Speaking to the World at One, Mr Watson said tonight’s vote has serious implications for Unite and GMB members who work in Britain’s defence, military or aerospace industries.
He argued Mr McCluskey’s support for Mr Corbyn could see Unite members revolt against him in elections later this year, given the Labour leader's opposition to renewal.
“There you have Len McCluskey strongly supporting Jeremy Corbyn, who will be voting against the Trident programme tonight, which will put many defence workers in Unite out of their jobs if he gets his way,” he said.
“So I think there will be consequences for the unions in this as well. There are executive elections coming up in Unite later in the year. If I was a defence worker in Unite and I was reading social media that Unite were about to give Jeremy Corbyn a quarter of a million pounds of my subscriptions, I would be furious today.
“And I’m sure that that will lend to the division in the whole of the movement as we go forward.”
Labour is split three ways on the issue of renewing Trident, as Mr Corbyn has pledged to vote against, key figures in the Shadow Cabinet will abstain, and the bulk of MPs are expected to vote in favour of the motion.
Mr Watson said that while the Commons vote was an act of "skulduggery" on behalf of the Tories, he lamented that the Labour party was not taking a position on the issue.
“I just think you have to take a position if a vote of this magnitude is put in Westminster. To abstain is to not take responsibility and that is the situation that I strongly believe,” he said.
Appearing on the same programme, Mr Roache, GMB general secretary, criticised Mr Corbyn for relying on his mandate from party members to remain leader, but ignoring it in the policy-making progress.
“You can’t have democracy on the one hand and cry foul if things don’t go your way and say ‘that’s not very democratic’; but then on the other hand you say ‘I’m just going to ignore this part of the policy because it’s been my policy for years’. With leadership comes responsibility,” he told Radio 4.
Mr Roache, whose union supported Mr Corbyn’s bid for the Labour top job last year, said electability now had to be a central question for the leadership.

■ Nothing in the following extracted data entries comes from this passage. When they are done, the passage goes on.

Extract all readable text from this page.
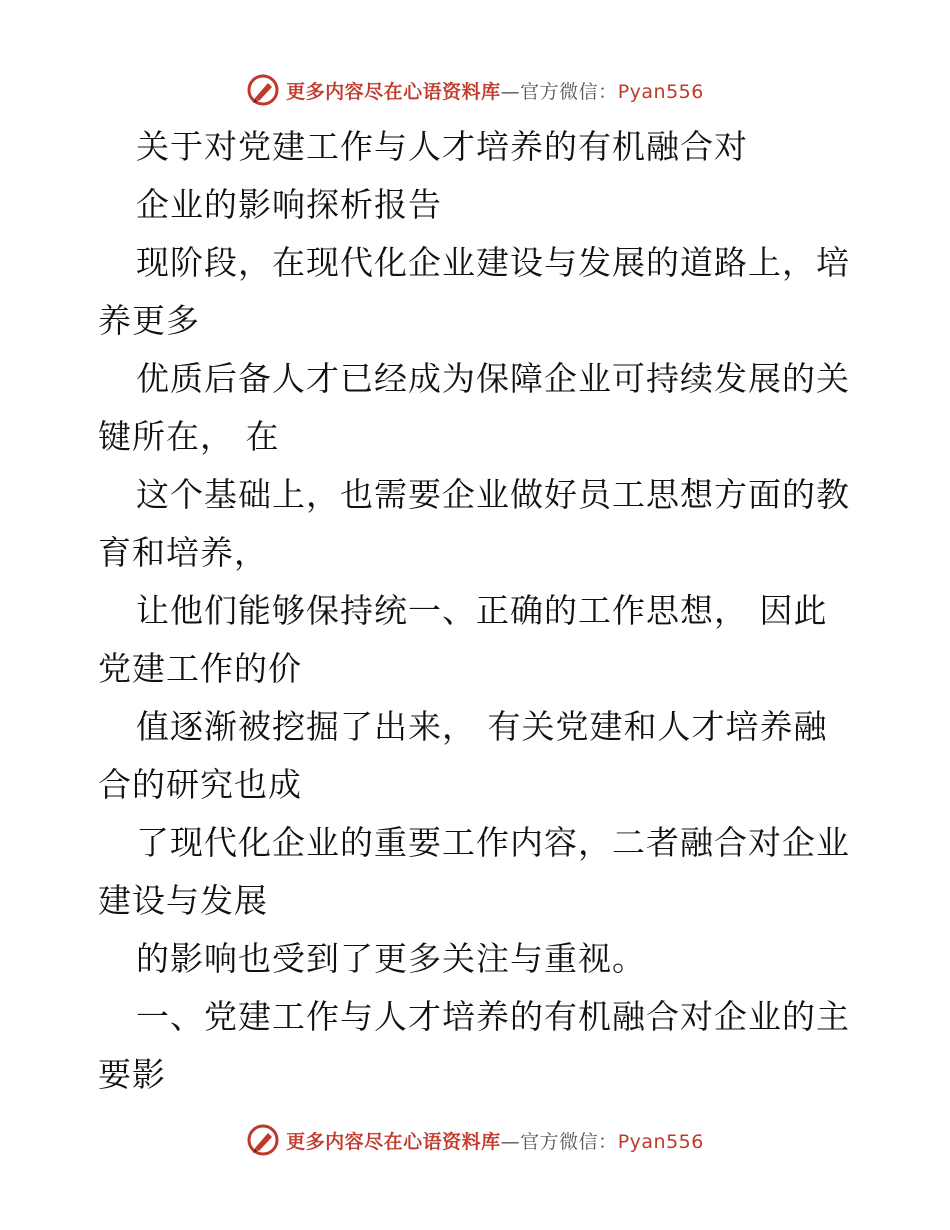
更多内容尽在心语资料库—官方微信：Pyan556
关于对党建工作与人才培养的有机融合对
企业的影响探析报告
现阶段，在现代化企业建设与发展的道路上，培
养更多
优质后备人才已经成为保障企业可持续发展的关
键所在， 在
这个基础上，也需要企业做好员工思想方面的教
育和培养，
让他们能够保持统一、正确的工作思想， 因此
党建工作的价
值逐渐被挖掘了出来， 有关党建和人才培养融
合的研究也成
了现代化企业的重要工作内容，二者融合对企业
建设与发展
的影响也受到了更多关注与重视。
一、党建工作与人才培养的有机融合对企业的主
要影
更多内容尽在心语资料库—官方微信：Pyan556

“I said back in June that, had any of the other three candidates been elected, then I think the Labour party would have continued to die by the thousand deaths and the millions of people deserting us as had been the case for many years.
“The reality is Jeremy’s policies have taken us back towards the centre, the centre-left, however your listeners want to view it, but now it’s about how to win power, now it’s about who can take those policies and get Labour elected so that not only in opposition do we hold this Government to account but at the next election we win and we get power that working people so desperately need.”
Asked whether he believed Mr Corbyn was the leader to do that, he said: “I don’t know.”